More Ancient Map Madness: Omnes Viae

Following on last week's post, more fun with old maps. Today, the amazing work of René Voorberg, who's created a mashup of an ancient Roman road map - the Tabula Peutingerana - and the Google Maps API. It works as a route planner: you put in your point of origin and your destination, and it gives you the shortest route on the Roman road network. Here's the results for an itinerum from London to Bologna.
741 miles (DCCXLI milia passuum) and 50 days (L dies) of travel. Whoa. Makes me appreciate Ryanair.

As you can see, the interface has some cute features, like being in Latin (iter vestrum means 'your route', iter brevissimum means 'the shortest route'). The icons for towns, rivers, and mountains used on the Peutinger Map are reproduced in the left sidebar and on the map itself. The author spent a ton of time geolocating over 2000 ancient place names on the modern map, so you can use either ancient or modern names (Londinium or London, say). Here's how Istanbul and the Sea of Marmara look.
The Peutinger map is an amazing artifact. It's the only road map to survive from the Roman Empire, as a medieval copy of an original map prepared somewhere around 400 AD but incorporating older information (Pompeii, for example, is still on the map). It's the last survivor of a sophisticated 500-year tradition of Roman surveying and mapping, and shows the system of Roman public roads, with mileage and natural features. 
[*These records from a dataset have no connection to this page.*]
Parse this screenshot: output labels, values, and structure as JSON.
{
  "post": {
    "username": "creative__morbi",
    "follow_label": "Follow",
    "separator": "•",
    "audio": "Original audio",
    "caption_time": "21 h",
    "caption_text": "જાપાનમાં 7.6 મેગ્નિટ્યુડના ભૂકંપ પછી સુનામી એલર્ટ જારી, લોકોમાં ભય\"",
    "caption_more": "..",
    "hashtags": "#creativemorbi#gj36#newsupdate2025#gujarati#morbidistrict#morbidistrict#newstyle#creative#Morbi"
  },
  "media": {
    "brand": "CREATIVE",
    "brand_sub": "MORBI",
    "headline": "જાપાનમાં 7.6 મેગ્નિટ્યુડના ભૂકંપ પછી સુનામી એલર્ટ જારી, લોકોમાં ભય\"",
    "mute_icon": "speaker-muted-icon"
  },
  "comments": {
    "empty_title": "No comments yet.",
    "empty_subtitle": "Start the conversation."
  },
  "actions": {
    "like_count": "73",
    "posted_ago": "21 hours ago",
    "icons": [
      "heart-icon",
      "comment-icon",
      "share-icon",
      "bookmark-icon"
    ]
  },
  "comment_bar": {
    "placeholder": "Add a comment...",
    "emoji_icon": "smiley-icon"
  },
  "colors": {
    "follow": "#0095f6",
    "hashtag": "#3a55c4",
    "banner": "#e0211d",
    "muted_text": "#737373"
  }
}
The map itself, though, looks awfully funny to the modern eye:

That's Europe all right: but it's stretched east to west and smooshed north to south, so that the whole continent fits into the height of a parchment scroll. This is not so much a bug as a feature: the map is meant to show a series of linear itineraries along well-built roads. A close-up:
http://www.tabula-peutingeriana.de/
That's Noricum (Croatia and Bosnia) on top, central Italy in the middle, and Tunisia down at the bottom. The red lines are different routes, with a slight jog marking minor place names. Once you get over the tyranny of our own cartographic conventions it's actually quite practical. (Though I still find the Google Maps API a little easier to use.

The literal book on the map was written by Richard Talbert, whose data is the main source for Voorberg's Omnes Viae. Talbert has his own scholarly treatment of the map up online, with GIS layers you can use to highlight different features.  (It's a companion to his book, Rome's World.) Another online version of the map can be found here (nicer to look at).